Yea, some people are disappointed; some of the more interesting and exciting moments in physics are when we find out we're wrong, but not always. E.g. I will never forget the time and place I heard about the preliminary detection of primordial B-modes by BICEP (which turned out to be dust contamination) -- that was a predicted detection from canonical inflation models, as the Higgs was a standard prediction from the standard model (also a pretty exciting moment).
Not seeing something when we "expect" to not see anything (from the perspective of certain models) might be more boring, but it's definitely not a "waste" (again speaking purely from a physicist's standpoint).
We know the standard model is incomplete, but where and how are not well known. Not seeing evidence for new physics rules out certain models, and places upper/lower limits on others. It's progress either way.

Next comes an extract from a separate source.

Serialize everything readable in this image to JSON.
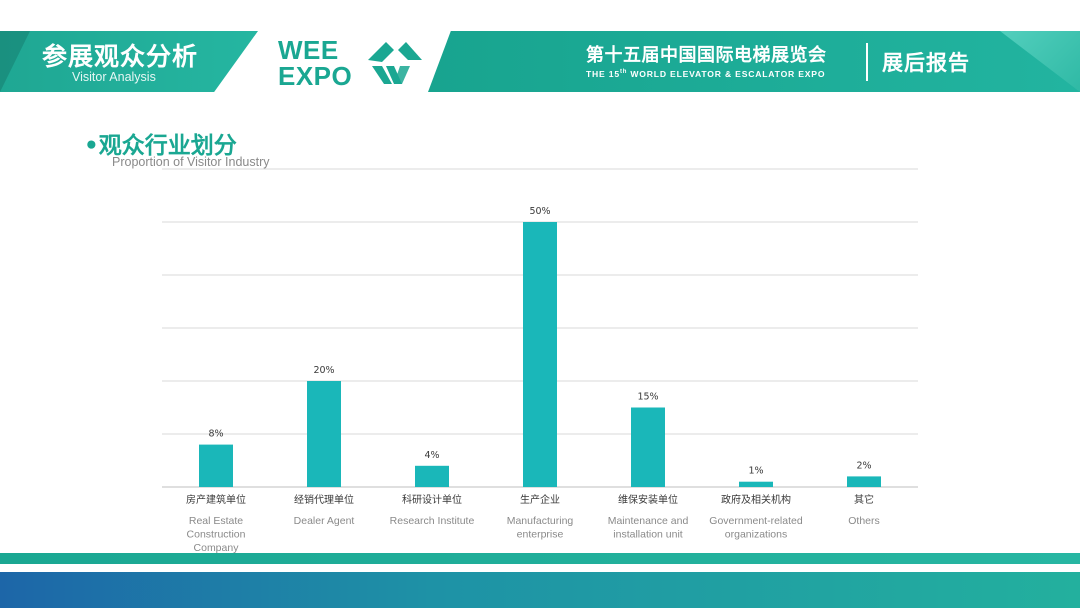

Some do I'm sure. However if we see something unexpected and it turns out to be true that means our ideas of physics are fundamentally wrong. While it is long term good to correct our understanding, in the mean time a lot of the real world depends on us being right, and so until we correct the theory who knows what will work. I'd hate to find our margin of safety on nuclear bombs was too small and it is only luck that they haven't all blown up in their silos over the years.
The quantum mechanics approach is to get a good idea about what happens for everything under a certain energy level.
They keep building bigger machines to fill out the parts that don't have a definition yet.
Anything that specifies what happens at the next band of energy levels is a success, whether it yields new particles, or rules them out at that energy level.
There's some destination of approaching the most energy dense states like describing the mechanics that were active during the big bang period
Hossenfelder has a lot of... unique takes in the physics world, I don't think she should be used as a general barometer of the field.